Monday, Mar. 19, 1951

Ike Speaking

POLICIES & PRINCIPLES

General Dwight D. Eisenhower, to the Senate Foreign Relations and Armed Services committees, and to the world:

"You give me a small army of a dozen divisions, for example, and there is no Russian army in the world, short of some catastrophe I couldn't possibly foresee, that could destroy them before we could do something about it ... evacuate them or go back to a place where they were safe. For example, you could put a dozen American divisions in the Breton peninsula [in France], where they can be covered by our own sea and air power, and the Russians couldn't touch them to save their souls.

"Our 150 million enlightened people can still whip 190 million backward people ... If they [the Russians] declare war now, they are really fools. They cannot win on the global picture instantly and quickly by a complete knockout. They would face a long, bitter struggle of attrition against the United States, and [the American] people--when they are united under an attack--are still the most powerful force on this earth under the Almighty himself . . .

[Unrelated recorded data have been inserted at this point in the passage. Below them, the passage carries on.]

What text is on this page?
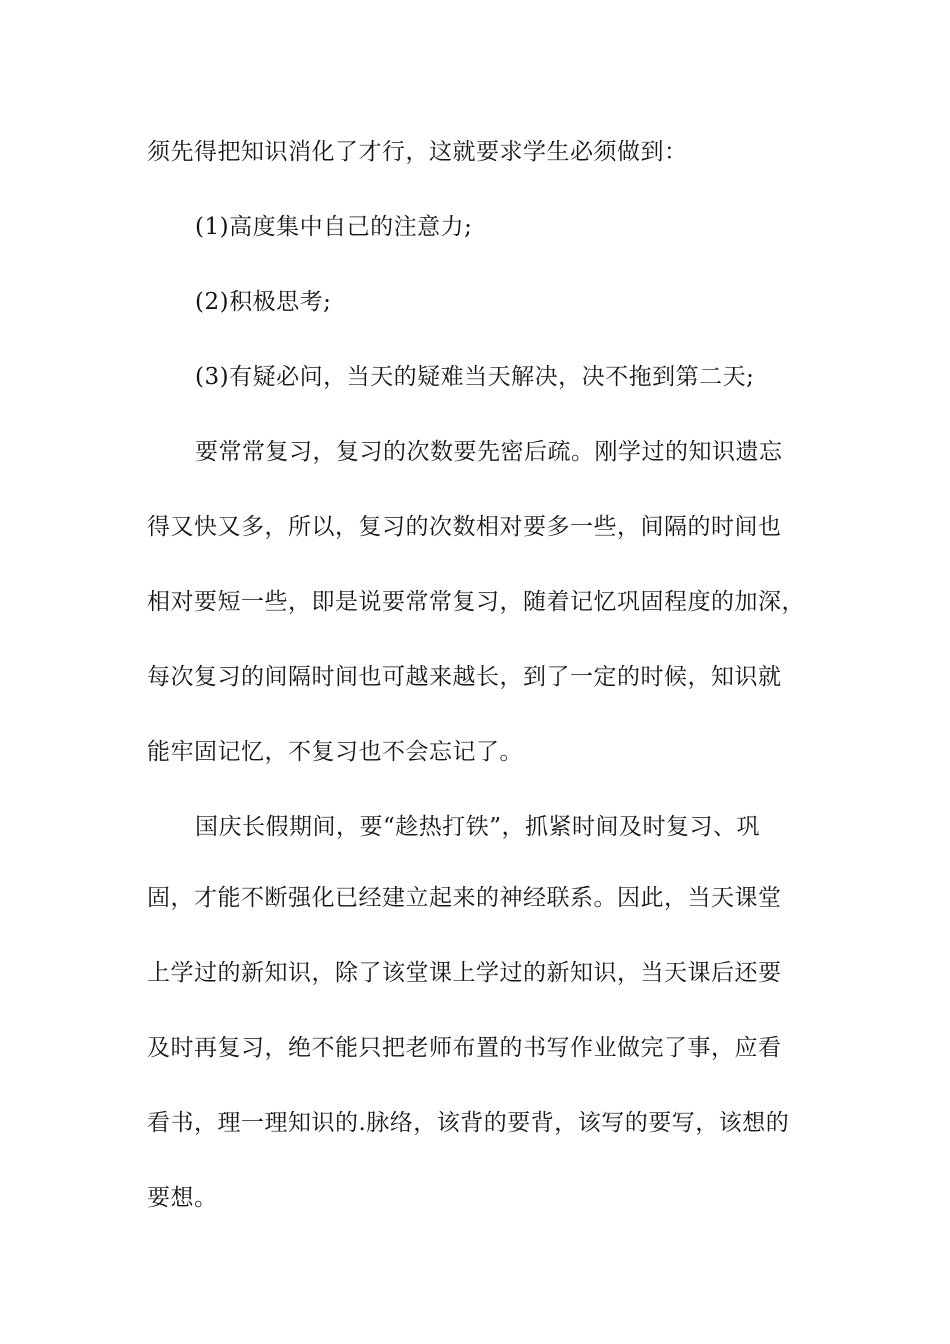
须先得把知识消化了才行，这就要求学生必须做到：
(1)高度集中自己的注意力;
(2)积极思考;
(3)有疑必问，当天的疑难当天解决，决不拖到第二天;
要常常复习，复习的次数要先密后疏。刚学过的知识遗忘
得又快又多，所以，复习的次数相对要多一些，间隔的时间也
相对要短一些，即是说要常常复习，随着记忆巩固程度的加深，
每次复习的间隔时间也可越来越长，到了一定的时候，知识就
能牢固记忆，不复习也不会忘记了。
国庆长假期间，要“趁热打铁”，抓紧时间及时复习、巩
固，才能不断强化已经建立起来的神经联系。因此，当天课堂
上学过的新知识，除了该堂课上学过的新知识，当天课后还要
及时再复习，绝不能只把老师布置的书写作业做完了事，应看
看书，理一理知识的.脉络，该背的要背，该写的要写，该想的
要想。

"Use of the atomic bomb would be on this basis: Does it advantage me, or does it not, when I get into a war? Now, if I felt that the material destruction that I was going to accomplish was not equal to some moral or great reaction otherwise to this act, then I would abstain. If I thought the net was on my side I would use it instantly . . . The United States is not going to declare war or conduct an aggressive campaign. It is merely going to defend itself, and if someone, in spite of its peaceful purposes, jumps on it, I believe in using what we have in defending ourselves."